Test Scheme. We evaluated the SANet trained with patches by different input samples, i.e. images and patches. As shown in Table 1c, we can see that the SANet obtains promising results when testing with patches, but the performance is significantly dropped when testing with images. It verifies the statistic shift problem caused by IN layers. Therefore, it is indispensable to apply the patch-based test scheme.

Local Pattern Consistency Loss. The result by using the combination of Euclidean loss and local pattern consistency loss is given in the Table 1c. We can observe that the model trained with the loss combination results in lower estimation error than using only \(L_{E}\), which indicates this light-weight loss can improve the accuracy and robustness of model. Furthermore, the local pattern consistency loss significantly increases the performance when testing with images, which shows that the loss can enhance the insensitivity to statistic shift.
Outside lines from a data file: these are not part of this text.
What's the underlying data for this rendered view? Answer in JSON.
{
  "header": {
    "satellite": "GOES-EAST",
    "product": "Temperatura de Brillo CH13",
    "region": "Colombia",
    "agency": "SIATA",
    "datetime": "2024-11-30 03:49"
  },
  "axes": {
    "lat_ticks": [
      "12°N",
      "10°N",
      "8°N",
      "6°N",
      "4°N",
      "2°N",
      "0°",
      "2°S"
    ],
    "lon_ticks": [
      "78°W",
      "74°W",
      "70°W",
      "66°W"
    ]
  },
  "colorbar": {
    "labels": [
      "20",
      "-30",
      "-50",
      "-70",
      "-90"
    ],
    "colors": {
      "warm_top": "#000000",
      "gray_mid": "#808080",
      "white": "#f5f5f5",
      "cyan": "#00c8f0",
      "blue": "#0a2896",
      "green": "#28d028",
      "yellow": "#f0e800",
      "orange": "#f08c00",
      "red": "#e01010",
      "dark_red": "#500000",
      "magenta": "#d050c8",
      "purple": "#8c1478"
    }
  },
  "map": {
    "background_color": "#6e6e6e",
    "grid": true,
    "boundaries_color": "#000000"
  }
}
We think it could smooth changes in the local region and reduce the statistical discrepancy between patches and images

Qualitative Analysis. Estimated density maps from MCNN and our SANet with or without local pattern consistency loss on sample input images are illustrated in Fig. 3. We can see that our method obtains lower count error and generates higher quality density maps with less noise than MCNN. Moreover, the use of additional local pattern consistency loss further reduce the estimation error and improve the quality.

Table 2. Comparison with state-of-the-art methods on ShanghaiTech dataset [3]
Table 3. Comparison with state-of-the-art methods on WorldExpo’10 dataset [28]. Only MAE is computed for each scene and then averaged to evaluate the overall performance
Table 4. Comparison with state-of-the-art methods on UCF_CC_50 dataset [21]
Table 5. Comparison with state-of-the-art methods on UCSD dataset [38]
Table 6. Number of parameters (in millions)
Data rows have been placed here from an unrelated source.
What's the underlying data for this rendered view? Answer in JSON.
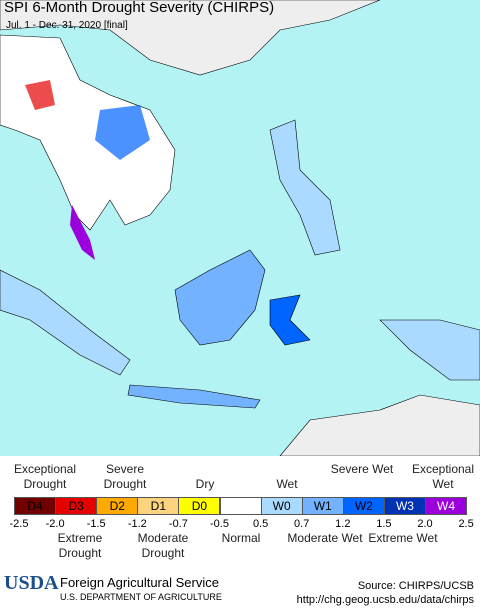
{
  "header": {
    "title": "SPI 6-Month Drought Severity (CHIRPS)",
    "subtitle": "Jul. 1 - Dec. 31, 2020 [final]"
  },
  "legend": {
    "top_labels": [
      "Exceptional Drought",
      "Severe Drought",
      "Dry",
      "Wet",
      "Severe Wet",
      "Exceptional Wet"
    ],
    "boxes": [
      {
        "code": "D4",
        "color": "#730000"
      },
      {
        "code": "D3",
        "color": "#e60000"
      },
      {
        "code": "D2",
        "color": "#ffaa00"
      },
      {
        "code": "D1",
        "color": "#fcd37f"
      },
      {
        "code": "D0",
        "color": "#ffff00"
      },
      {
        "code": null,
        "color": "#ffffff"
      },
      {
        "code": "W0",
        "color": "#aadaff"
      },
      {
        "code": "W1",
        "color": "#73b2ff"
      },
      {
        "code": "W2",
        "color": "#0064ff"
      },
      {
        "code": "W3",
        "color": "#0032b4"
      },
      {
        "code": "W4",
        "color": "#9b00dc"
      }
    ],
    "ticks": [
      "-2.5",
      "-2.0",
      "-1.5",
      "-1.2",
      "-0.7",
      "-0.5",
      "0.5",
      "0.7",
      "1.2",
      "1.5",
      "2.0",
      "2.5"
    ],
    "bottom_labels": [
      "Extreme Drought",
      "Moderate Drought",
      "Normal",
      "Moderate Wet",
      "Extreme Wet"
    ]
  },
  "footer": {
    "logo": "USDA",
    "agency": "Foreign Agricultural Service",
    "department": "U.S. DEPARTMENT OF AGRICULTURE",
    "source": "Source: CHIRPS/UCSB",
    "url": "http://chg.geog.ucsb.edu/data/chirps"
  }
}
5.3 Comparisons with State-of-the-Art

We demonstrate the efficiency of our proposal method on four challenging crowd counting datasets. Tables 2, 3, 4 and 5 report the results on ShanghaiTech, WorldExpo’10, UCF_CC_50 and UCSD respectively. They show that the proposed method outperforms all other state-of-the-art methods from all tables, which indicates our method works not only in dense crowd images but also relatively sparse scene.

As shown in Table 2, our method obtains the lowest MAE on both subset of ShanghaiTech. On WorldExpo’10 dataset, our approaches with and without perspective maps, both are able to achieve superior result compared to the other methods in Table 3. In addition, the method without perspective maps gets better result than using it and acquires the best MAE in two scenes. In Table 4, our SANet also attains the lowest MAE and a comparable MSE comparing to other eight state-of-the-art methods, which states our SANet also has decent performance in the case of small dataset. Table 5 shows that our method outperforms other state-of-the-art methods even in sparse scene. These superior results demonstrate the effectiveness of our proposed method.
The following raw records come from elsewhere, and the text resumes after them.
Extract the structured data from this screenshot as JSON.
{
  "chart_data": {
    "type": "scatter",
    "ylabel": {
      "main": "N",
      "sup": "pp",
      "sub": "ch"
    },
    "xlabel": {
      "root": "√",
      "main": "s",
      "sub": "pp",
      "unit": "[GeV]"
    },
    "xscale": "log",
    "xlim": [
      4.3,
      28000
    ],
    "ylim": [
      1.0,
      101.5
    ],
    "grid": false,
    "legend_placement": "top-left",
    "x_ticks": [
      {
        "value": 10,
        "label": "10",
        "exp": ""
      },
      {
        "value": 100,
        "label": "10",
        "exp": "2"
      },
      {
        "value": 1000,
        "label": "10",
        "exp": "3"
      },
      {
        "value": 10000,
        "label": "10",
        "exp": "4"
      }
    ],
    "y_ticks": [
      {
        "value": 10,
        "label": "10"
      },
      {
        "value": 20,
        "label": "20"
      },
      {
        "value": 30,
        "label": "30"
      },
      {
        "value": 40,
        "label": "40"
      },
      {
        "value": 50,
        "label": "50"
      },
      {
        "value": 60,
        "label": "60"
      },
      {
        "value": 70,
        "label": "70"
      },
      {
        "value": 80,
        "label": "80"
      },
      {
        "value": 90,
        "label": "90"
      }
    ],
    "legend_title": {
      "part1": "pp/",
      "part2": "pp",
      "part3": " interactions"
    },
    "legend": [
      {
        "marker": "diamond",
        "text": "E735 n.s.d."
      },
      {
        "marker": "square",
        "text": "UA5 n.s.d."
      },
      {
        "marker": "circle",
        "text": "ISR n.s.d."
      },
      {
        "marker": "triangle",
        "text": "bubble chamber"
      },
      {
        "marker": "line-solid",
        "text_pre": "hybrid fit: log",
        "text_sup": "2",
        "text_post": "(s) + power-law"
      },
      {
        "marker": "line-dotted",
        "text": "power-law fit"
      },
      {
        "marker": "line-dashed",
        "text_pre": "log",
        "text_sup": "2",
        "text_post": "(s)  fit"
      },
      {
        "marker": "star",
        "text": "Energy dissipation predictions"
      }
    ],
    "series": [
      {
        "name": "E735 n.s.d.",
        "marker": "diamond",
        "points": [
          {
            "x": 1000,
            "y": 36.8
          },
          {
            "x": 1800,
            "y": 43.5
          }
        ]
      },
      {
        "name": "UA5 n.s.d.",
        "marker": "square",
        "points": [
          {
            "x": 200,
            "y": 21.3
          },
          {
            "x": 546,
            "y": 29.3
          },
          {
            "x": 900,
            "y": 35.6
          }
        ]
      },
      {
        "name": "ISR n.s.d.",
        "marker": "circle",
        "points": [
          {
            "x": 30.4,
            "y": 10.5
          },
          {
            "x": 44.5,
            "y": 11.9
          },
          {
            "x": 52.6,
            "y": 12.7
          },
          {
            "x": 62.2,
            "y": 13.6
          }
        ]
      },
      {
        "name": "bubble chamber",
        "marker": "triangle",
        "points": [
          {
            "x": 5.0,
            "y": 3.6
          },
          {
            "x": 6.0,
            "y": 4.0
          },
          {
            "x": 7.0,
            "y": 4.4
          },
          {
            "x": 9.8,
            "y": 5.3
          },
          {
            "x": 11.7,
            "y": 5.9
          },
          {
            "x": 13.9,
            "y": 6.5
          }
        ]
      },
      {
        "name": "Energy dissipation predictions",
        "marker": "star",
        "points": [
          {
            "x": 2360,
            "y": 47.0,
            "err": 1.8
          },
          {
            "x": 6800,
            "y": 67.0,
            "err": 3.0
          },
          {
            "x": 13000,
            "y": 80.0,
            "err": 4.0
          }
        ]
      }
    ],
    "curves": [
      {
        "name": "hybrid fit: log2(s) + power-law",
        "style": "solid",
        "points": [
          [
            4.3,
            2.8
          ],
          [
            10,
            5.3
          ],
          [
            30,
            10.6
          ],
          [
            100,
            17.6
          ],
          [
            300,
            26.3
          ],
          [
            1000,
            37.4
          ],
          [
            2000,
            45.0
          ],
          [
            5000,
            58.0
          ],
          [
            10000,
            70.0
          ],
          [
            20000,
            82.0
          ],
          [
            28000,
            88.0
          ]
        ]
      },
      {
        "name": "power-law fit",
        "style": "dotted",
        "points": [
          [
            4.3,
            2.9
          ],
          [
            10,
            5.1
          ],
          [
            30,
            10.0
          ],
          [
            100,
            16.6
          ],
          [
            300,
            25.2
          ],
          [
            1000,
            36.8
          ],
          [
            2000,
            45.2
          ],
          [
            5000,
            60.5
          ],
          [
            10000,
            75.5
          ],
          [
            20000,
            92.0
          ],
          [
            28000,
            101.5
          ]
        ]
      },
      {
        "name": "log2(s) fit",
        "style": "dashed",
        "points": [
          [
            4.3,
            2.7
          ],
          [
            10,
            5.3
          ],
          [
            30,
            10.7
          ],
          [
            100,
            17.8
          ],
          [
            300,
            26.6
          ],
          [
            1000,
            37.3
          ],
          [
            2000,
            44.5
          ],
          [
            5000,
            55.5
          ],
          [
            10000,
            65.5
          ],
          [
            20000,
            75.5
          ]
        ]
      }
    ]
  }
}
As shown in Table 6, the parameters number of our proposed SANet is the least except MCNN. Although CP-CNN and CSRNet have comparable result with our method, CP-CNN has almost \(75\times \) parameters and CSRNet has nearly \(17\times \) parameters than ours. Our method achieves superior results than other state-of-the-art methods while with much less parameters, which proves the efficiency of our proposed method.

6 Conclusion

In this work, we propose a novel encoder-decoder network for accurate and efficient crowd counting. To exploit the local correlation of density maps, we propose the local pattern consistency loss to enforce the local structural similarity between density maps. By alleviating the vanishing gradient problem and statistic shift problem, the model can be trained end-to-end. Extensive experiments show that our method achieves the superior performance on four major crowd counting benchmarks to state-of-the-art methods while with much less parameters.